In retrospect, I should have gotten up and punched her in the face or maybe doused her face with her terrible homemade iced tea (way too many lemons), but I didn’t.
Instead, I clung to the notion that my life sucked because I sucked. I was a rotten human being and had done vile, unspeakable things that afforded me a lifetime of suffering and misery. I guess this is true if smoking pot and dropping out of high school is a heinous, shameful act.
Oh wait… I stole a pack of gum when I was seven. Shit.
My torment continued into my forties and into my sobriety in 2006, blaming every bad thing that happened to me on some unseen force that was displeased with my human nature. My drinking, lost jobs, lost relationships, everything that happened to me was because I was a bad person: A HEATHEN.
Then, a proverbial anvil hit me in the face in 2015. None of my bad choices were anyone’s doing but my own. When I stopped putting all my eggs in the sin basket and took responsibility for my actions; when I decided that while sometimes extenuating circumstances could creep in and mess up my day, I ultimately, am responsible for everything that happens to me – good or bad.

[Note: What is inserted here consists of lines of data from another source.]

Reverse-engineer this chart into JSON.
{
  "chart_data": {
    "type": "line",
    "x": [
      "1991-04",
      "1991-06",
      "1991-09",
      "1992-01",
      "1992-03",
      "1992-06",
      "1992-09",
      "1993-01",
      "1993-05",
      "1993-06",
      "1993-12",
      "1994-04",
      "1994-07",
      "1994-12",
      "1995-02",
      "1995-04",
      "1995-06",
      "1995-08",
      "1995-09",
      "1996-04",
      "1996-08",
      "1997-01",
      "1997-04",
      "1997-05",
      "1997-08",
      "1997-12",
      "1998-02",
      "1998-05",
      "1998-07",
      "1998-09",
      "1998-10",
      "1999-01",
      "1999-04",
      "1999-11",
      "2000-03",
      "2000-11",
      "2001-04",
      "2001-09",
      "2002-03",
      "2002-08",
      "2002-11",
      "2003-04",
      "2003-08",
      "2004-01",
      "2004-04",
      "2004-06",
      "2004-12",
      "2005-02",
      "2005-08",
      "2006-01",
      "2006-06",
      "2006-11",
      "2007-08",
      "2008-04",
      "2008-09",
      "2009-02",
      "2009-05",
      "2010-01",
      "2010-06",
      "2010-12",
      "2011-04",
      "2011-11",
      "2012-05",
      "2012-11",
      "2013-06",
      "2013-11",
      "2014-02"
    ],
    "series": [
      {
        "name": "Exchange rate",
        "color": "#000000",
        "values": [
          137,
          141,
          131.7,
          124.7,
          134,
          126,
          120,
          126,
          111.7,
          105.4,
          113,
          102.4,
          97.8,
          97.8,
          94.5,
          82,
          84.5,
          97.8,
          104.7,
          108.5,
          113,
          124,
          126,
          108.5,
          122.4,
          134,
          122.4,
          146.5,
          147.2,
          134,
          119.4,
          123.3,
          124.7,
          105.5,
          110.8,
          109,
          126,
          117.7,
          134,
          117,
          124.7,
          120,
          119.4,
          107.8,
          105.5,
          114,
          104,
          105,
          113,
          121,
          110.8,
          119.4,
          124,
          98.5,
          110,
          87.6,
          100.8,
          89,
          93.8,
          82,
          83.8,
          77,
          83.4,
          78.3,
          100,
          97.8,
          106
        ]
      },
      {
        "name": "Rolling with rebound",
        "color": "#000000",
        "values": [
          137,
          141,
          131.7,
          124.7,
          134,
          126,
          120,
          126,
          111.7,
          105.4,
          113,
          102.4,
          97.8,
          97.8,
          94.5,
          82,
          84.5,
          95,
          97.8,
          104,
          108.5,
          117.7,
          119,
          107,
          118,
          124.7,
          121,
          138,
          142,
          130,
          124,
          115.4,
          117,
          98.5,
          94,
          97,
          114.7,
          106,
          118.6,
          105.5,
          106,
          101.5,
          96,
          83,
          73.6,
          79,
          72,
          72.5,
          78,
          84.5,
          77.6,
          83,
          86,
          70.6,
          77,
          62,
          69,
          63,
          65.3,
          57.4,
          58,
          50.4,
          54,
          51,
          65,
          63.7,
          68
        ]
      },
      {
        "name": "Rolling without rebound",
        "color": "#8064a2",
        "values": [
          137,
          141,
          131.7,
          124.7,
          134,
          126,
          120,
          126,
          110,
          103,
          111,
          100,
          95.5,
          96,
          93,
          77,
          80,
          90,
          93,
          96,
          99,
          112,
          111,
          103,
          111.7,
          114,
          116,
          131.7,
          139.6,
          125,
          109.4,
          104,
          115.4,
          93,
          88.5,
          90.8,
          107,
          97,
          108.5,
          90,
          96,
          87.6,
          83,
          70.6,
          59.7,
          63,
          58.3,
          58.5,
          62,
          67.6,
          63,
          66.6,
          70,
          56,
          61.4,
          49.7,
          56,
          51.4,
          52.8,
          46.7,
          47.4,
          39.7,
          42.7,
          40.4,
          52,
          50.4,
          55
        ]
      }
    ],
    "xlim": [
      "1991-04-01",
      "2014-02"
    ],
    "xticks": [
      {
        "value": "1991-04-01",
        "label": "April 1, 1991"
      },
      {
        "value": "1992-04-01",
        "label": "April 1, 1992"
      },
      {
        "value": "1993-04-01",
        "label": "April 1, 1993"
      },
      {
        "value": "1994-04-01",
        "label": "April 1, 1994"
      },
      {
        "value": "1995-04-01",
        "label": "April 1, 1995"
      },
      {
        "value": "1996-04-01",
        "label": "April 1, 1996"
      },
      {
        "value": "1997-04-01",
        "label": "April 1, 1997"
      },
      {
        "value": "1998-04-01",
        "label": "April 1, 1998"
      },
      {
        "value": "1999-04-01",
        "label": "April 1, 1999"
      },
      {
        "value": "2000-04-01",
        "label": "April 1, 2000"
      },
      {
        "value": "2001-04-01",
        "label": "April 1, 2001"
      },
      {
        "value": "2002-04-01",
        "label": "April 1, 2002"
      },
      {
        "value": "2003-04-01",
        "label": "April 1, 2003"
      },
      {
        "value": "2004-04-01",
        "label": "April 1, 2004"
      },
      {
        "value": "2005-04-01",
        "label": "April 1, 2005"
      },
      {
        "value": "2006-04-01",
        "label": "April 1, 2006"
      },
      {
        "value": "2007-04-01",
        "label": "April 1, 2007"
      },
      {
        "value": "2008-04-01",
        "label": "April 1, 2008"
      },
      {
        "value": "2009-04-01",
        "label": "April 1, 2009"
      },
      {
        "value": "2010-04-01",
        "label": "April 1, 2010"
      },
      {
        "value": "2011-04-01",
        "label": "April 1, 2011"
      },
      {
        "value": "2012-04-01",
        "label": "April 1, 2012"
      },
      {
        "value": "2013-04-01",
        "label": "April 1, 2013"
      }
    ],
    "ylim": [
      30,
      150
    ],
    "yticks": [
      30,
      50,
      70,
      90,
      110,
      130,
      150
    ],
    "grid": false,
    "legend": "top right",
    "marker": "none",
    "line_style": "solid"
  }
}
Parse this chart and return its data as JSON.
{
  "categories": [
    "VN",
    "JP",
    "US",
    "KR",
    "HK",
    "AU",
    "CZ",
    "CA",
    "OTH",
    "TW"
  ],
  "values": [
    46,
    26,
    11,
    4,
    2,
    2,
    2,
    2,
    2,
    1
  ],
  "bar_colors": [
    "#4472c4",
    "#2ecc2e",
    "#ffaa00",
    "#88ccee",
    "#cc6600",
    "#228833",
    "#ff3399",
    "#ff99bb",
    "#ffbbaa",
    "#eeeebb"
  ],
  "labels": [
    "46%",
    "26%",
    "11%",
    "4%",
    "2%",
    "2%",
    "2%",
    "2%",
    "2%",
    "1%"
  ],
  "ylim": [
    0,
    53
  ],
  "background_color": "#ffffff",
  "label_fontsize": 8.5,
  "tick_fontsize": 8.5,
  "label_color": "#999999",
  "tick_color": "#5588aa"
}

So, I did a test of sorts. I stopped praying to the Christian idea of God for a few weeks. And started talking to my higher power as I understood it. And lo and behold, nothing changed except for one thing.
My guilt had vanished. I no longer felt pangs of regret because I forgot to pray, or because I said ‘bless you’ instead of God Bless You, or because – gasp! I ate meat on a Friday during Lent!
The first time I ate meat on Lent (not on accident) was this year. And I have to say, I am still here to tell the tale. It was absolutely the best Buffalo Chicken Pizza I ever ingested in my life.
Again, I am not knocking Christianity… believe what you need to believe. That is your right as a human being. I believe in the earth, the universe, the elements. I believe in good begets good and evil begets evil. I believe that everyone has the right to pray to whomever – or whatever – they see fit.